Kurioser SchriftwechselStadt braucht Monate, um Schrottrad in Köln zu entfernen
Köln – Der Vorderreifen fehlt, der Hinterreifen ist platt, der Sattel verschwunden – in diesem Zustand rostet ein silbernes Fahrrad an der S-Bahn-Haltestelle Trimbornstraße in Kalk seit Monaten vor sich hin, angelehnt an einen Zaun, gesichert mit einem dünnen Spiralschloss. Dass es ewig nicht bewegt wurde, ist offensichtlich. Kunst ist es auch nicht, es kann also weg.

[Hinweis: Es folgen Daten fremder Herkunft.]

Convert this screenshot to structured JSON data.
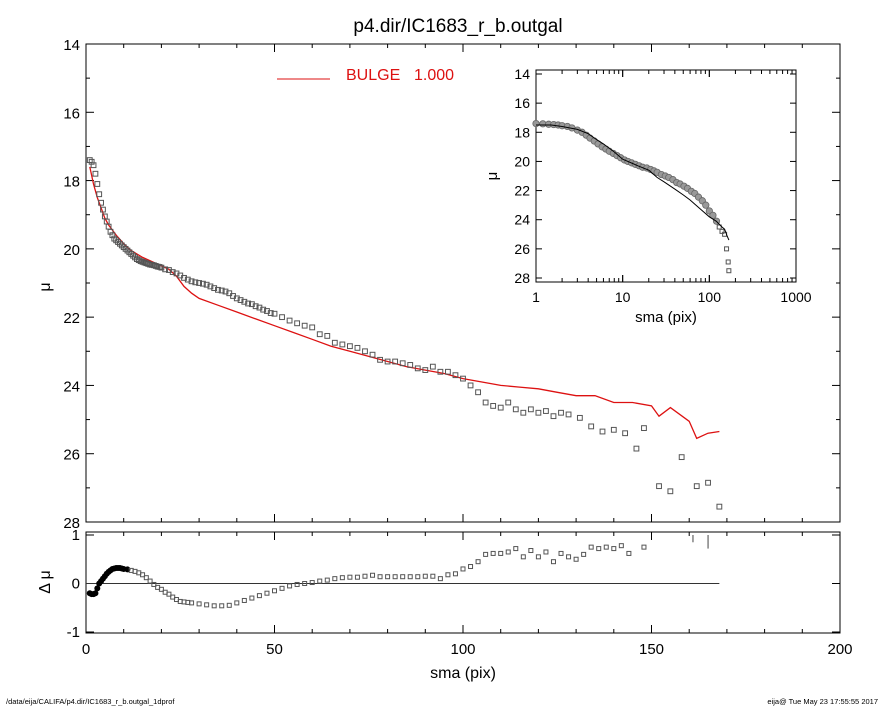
{
  "title": "p4.dir/IC1683_r_b.outgal",
  "footer": {
    "left": "/data/eija/CALIFA/p4.dir/IC1683_r_b.outgal_1dprof",
    "right": "eija@  Tue May 23 17:55:55 2017"
  },
  "colors": {
    "model": "#dd1111",
    "data": "#555555",
    "axis": "#000000"
  },
  "chart_data": [
    {
      "type": "scatter",
      "panel": "main",
      "ylabel": "μ",
      "xlim": [
        0,
        200
      ],
      "ylim": [
        28,
        14
      ],
      "xticks": [
        0,
        50,
        100,
        150,
        200
      ],
      "yticks": [
        14,
        16,
        18,
        20,
        22,
        24,
        26,
        28
      ],
      "legend": {
        "label": "BULGE",
        "value": "1.000",
        "placement": "top-center"
      },
      "series": [
        {
          "name": "BULGE",
          "kind": "line",
          "x": [
            1,
            2,
            3,
            4,
            5,
            6,
            8,
            10,
            12,
            15,
            18,
            20,
            22,
            24,
            26,
            28,
            30,
            35,
            40,
            45,
            50,
            55,
            60,
            65,
            70,
            75,
            80,
            85,
            90,
            95,
            100,
            105,
            110,
            115,
            120,
            125,
            130,
            135,
            140,
            145,
            150,
            152,
            155,
            160,
            162,
            165,
            168
          ],
          "y": [
            17.6,
            18.1,
            18.5,
            18.8,
            19.1,
            19.3,
            19.6,
            19.85,
            20.05,
            20.25,
            20.4,
            20.5,
            20.6,
            20.8,
            21.1,
            21.3,
            21.45,
            21.65,
            21.85,
            22.05,
            22.25,
            22.45,
            22.65,
            22.85,
            23.0,
            23.15,
            23.3,
            23.45,
            23.55,
            23.65,
            23.8,
            23.9,
            24.0,
            24.05,
            24.1,
            24.2,
            24.3,
            24.3,
            24.5,
            24.5,
            24.6,
            24.9,
            24.65,
            25.05,
            25.55,
            25.4,
            25.35
          ]
        },
        {
          "name": "data",
          "kind": "points",
          "x": [
            1,
            1.5,
            2,
            2.5,
            3,
            3.5,
            4,
            4.5,
            5,
            5.5,
            6,
            6.5,
            7,
            7.5,
            8,
            8.5,
            9,
            9.5,
            10,
            10.5,
            11,
            11.5,
            12,
            12.5,
            13,
            13.5,
            14,
            14.5,
            15,
            15.5,
            16,
            16.5,
            17,
            17.5,
            18,
            18.5,
            19,
            19.5,
            20,
            21,
            22,
            23,
            24,
            25,
            26,
            27,
            28,
            29,
            30,
            31,
            32,
            33,
            34,
            35,
            36,
            37,
            38,
            39,
            40,
            41,
            42,
            43,
            44,
            45,
            46,
            47,
            48,
            49,
            50,
            52,
            54,
            56,
            58,
            60,
            62,
            64,
            66,
            68,
            70,
            72,
            74,
            76,
            78,
            80,
            82,
            84,
            86,
            88,
            90,
            92,
            94,
            96,
            98,
            100,
            102,
            104,
            106,
            108,
            110,
            112,
            114,
            116,
            118,
            120,
            122,
            124,
            126,
            128,
            131,
            134,
            137,
            140,
            143,
            146,
            148,
            152,
            155,
            158,
            162,
            165,
            168
          ],
          "y": [
            17.4,
            17.45,
            17.55,
            17.8,
            18.1,
            18.4,
            18.65,
            18.85,
            19.05,
            19.2,
            19.35,
            19.5,
            19.6,
            19.7,
            19.75,
            19.8,
            19.85,
            19.9,
            19.95,
            20.0,
            20.05,
            20.1,
            20.15,
            20.2,
            20.25,
            20.3,
            20.33,
            20.36,
            20.38,
            20.4,
            20.42,
            20.44,
            20.46,
            20.47,
            20.48,
            20.5,
            20.52,
            20.53,
            20.55,
            20.6,
            20.62,
            20.68,
            20.72,
            20.78,
            20.85,
            20.9,
            20.95,
            20.98,
            21.0,
            21.02,
            21.05,
            21.1,
            21.15,
            21.2,
            21.22,
            21.25,
            21.3,
            21.38,
            21.45,
            21.5,
            21.55,
            21.6,
            21.62,
            21.68,
            21.72,
            21.78,
            21.82,
            21.88,
            21.9,
            22.0,
            22.1,
            22.18,
            22.25,
            22.3,
            22.5,
            22.55,
            22.75,
            22.8,
            22.85,
            22.9,
            23.0,
            23.1,
            23.25,
            23.3,
            23.3,
            23.35,
            23.4,
            23.5,
            23.55,
            23.45,
            23.6,
            23.6,
            23.7,
            23.8,
            24.0,
            24.2,
            24.5,
            24.6,
            24.65,
            24.5,
            24.7,
            24.8,
            24.7,
            24.8,
            24.75,
            24.9,
            24.8,
            24.85,
            24.95,
            25.2,
            25.35,
            25.3,
            25.4,
            25.85,
            25.25,
            26.95,
            27.1,
            26.1,
            26.95,
            26.85,
            27.55
          ]
        }
      ]
    },
    {
      "type": "scatter",
      "panel": "residual",
      "xlabel": "sma (pix)",
      "ylabel": "Δ μ",
      "xlim": [
        0,
        200
      ],
      "ylim": [
        -1,
        1
      ],
      "yticks": [
        -1,
        0,
        1
      ],
      "zero_line": [
        0,
        168
      ],
      "series": [
        {
          "name": "residual",
          "kind": "points",
          "x": [
            1,
            1.5,
            2,
            2.5,
            3,
            3.5,
            4,
            4.5,
            5,
            5.5,
            6,
            6.5,
            7,
            7.5,
            8,
            8.5,
            9,
            9.5,
            10,
            11,
            12,
            13,
            14,
            15,
            16,
            17,
            18,
            19,
            20,
            21,
            22,
            23,
            24,
            25,
            26,
            27,
            28,
            30,
            32,
            34,
            36,
            38,
            40,
            42,
            44,
            46,
            48,
            50,
            52,
            54,
            56,
            58,
            60,
            62,
            64,
            66,
            68,
            70,
            72,
            74,
            76,
            78,
            80,
            82,
            84,
            86,
            88,
            90,
            92,
            94,
            96,
            98,
            100,
            102,
            104,
            106,
            108,
            110,
            112,
            114,
            116,
            118,
            120,
            122,
            124,
            126,
            128,
            130,
            132,
            134,
            136,
            138,
            140,
            142,
            144,
            148
          ],
          "y": [
            -0.2,
            -0.22,
            -0.22,
            -0.2,
            -0.1,
            0.0,
            0.05,
            0.1,
            0.15,
            0.2,
            0.24,
            0.27,
            0.3,
            0.31,
            0.32,
            0.32,
            0.32,
            0.31,
            0.3,
            0.29,
            0.27,
            0.25,
            0.22,
            0.18,
            0.12,
            0.05,
            -0.02,
            -0.08,
            -0.12,
            -0.18,
            -0.22,
            -0.28,
            -0.33,
            -0.37,
            -0.38,
            -0.39,
            -0.4,
            -0.42,
            -0.44,
            -0.46,
            -0.46,
            -0.45,
            -0.4,
            -0.35,
            -0.3,
            -0.25,
            -0.2,
            -0.15,
            -0.1,
            -0.05,
            -0.02,
            0.0,
            0.02,
            0.05,
            0.07,
            0.1,
            0.12,
            0.13,
            0.13,
            0.15,
            0.17,
            0.14,
            0.14,
            0.14,
            0.14,
            0.14,
            0.14,
            0.15,
            0.15,
            0.1,
            0.18,
            0.2,
            0.3,
            0.35,
            0.45,
            0.6,
            0.62,
            0.62,
            0.65,
            0.72,
            0.55,
            0.68,
            0.55,
            0.65,
            0.45,
            0.62,
            0.55,
            0.5,
            0.6,
            0.75,
            0.72,
            0.75,
            0.72,
            0.78,
            0.62,
            0.75
          ]
        }
      ],
      "error_spikes": [
        {
          "x": 161,
          "y1": 0.85,
          "y2": 1.0
        },
        {
          "x": 165,
          "y1": 0.72,
          "y2": 1.0
        }
      ]
    },
    {
      "type": "scatter",
      "panel": "inset",
      "xlabel": "sma (pix)",
      "ylabel": "μ",
      "xscale": "log",
      "xlim": [
        1,
        1000
      ],
      "ylim": [
        28,
        14
      ],
      "xticks": [
        1,
        10,
        100,
        1000
      ],
      "yticks": [
        14,
        16,
        18,
        20,
        22,
        24,
        26,
        28
      ],
      "series": [
        {
          "name": "model",
          "kind": "line",
          "x": [
            1,
            1.5,
            2,
            3,
            4,
            5,
            6,
            8,
            10,
            15,
            20,
            25,
            30,
            40,
            50,
            60,
            70,
            80,
            100,
            120,
            140,
            150,
            160,
            168
          ],
          "y": [
            17.5,
            17.5,
            17.6,
            17.8,
            18.1,
            18.5,
            18.8,
            19.35,
            19.85,
            20.3,
            20.6,
            21.1,
            21.4,
            21.9,
            22.3,
            22.65,
            23.0,
            23.3,
            23.8,
            24.1,
            24.5,
            24.65,
            25.1,
            25.4
          ]
        },
        {
          "name": "data",
          "kind": "points",
          "x": [
            1,
            1.2,
            1.4,
            1.6,
            1.8,
            2,
            2.3,
            2.6,
            3,
            3.4,
            3.8,
            4.2,
            4.7,
            5.2,
            5.8,
            6.4,
            7,
            7.8,
            8.6,
            9.5,
            10.5,
            11.5,
            12.7,
            14,
            15.5,
            17,
            19,
            21,
            23,
            25,
            28,
            31,
            34,
            38,
            42,
            46,
            51,
            56,
            62,
            68,
            75,
            83,
            91,
            100,
            110,
            121,
            130,
            140,
            150,
            158,
            165,
            168
          ],
          "y": [
            17.4,
            17.42,
            17.45,
            17.47,
            17.5,
            17.55,
            17.6,
            17.7,
            17.85,
            18.0,
            18.2,
            18.4,
            18.6,
            18.8,
            19.0,
            19.15,
            19.3,
            19.45,
            19.6,
            19.75,
            19.9,
            20.0,
            20.1,
            20.2,
            20.3,
            20.4,
            20.45,
            20.55,
            20.65,
            20.75,
            20.9,
            21.0,
            21.1,
            21.25,
            21.45,
            21.55,
            21.7,
            21.85,
            22.05,
            22.2,
            22.45,
            22.7,
            23.0,
            23.4,
            23.7,
            24.1,
            24.5,
            24.8,
            25.0,
            26.0,
            26.9,
            27.5
          ]
        }
      ]
    }
  ]
}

Aber die Stadtverwaltung, berichtet der Kölner Axel Sommer, sei einfach nicht in der Lage, das Schrottrad zu entfernen. Nach einem monatelangem, teils kuriosen Schriftwechsel mit verschiedenen Mitarbeitern der Stadt hat Axel Sommer inzwischen nur noch ein Kopfschütteln übrig für das Verhalten der städtischen Verwaltung. Sommer nennt es „dilettantisch“. Es ist die Geschichte einer völlig vermurksten Kommunikation zwischen einer Verwaltung und ihren Bürgern. Die Stadt hat sich auf Anfrage des „Kölner Stadt-Anzeiger“ am Dienstag bislang nicht zu der Angelegenheit geäußert.
Hinweis kam über das städtische Portal „Sags uns“
Der Fall, der auf den ersten Blick durchaus auch wie eine Lappalie daherkommen mag, wirft spätestens beim zweiten Blick allerdings die Frage auf, wie ernsthaft die Stadt mit Hinweisen umgeht, um die sie ihre Bürgerinnen und Bürger auf einer groß beworbenen eigens eingerichteten Meldeplattform im Internet explizit bittet.
Unter „sags-uns.stadt-koeln.de“ oder in einer entsprechenden App kann jeder Kölner und jede Kölnerin seit 2015 Probleme im Stadtbild melden: wilden Müll, verdreckte Spielplätze, kaputte Ampeln, Graffiti, Straßenschäden oder eben Schrottfahrzeuge. Der Stadt zufolge haben sich die Ämter verpflichtet, innerhalb von zwei Arbeitstagen auf eine Mängelmeldung zu reagieren. Das bedeute zwar nicht, dass der Mangel dann auch beseitigt ist, das könne durchaus dauern. „Aber keine Meldung wird vergessen“, betont die Verwaltung. Axel Sommer hat andere Erfahrungen gemacht.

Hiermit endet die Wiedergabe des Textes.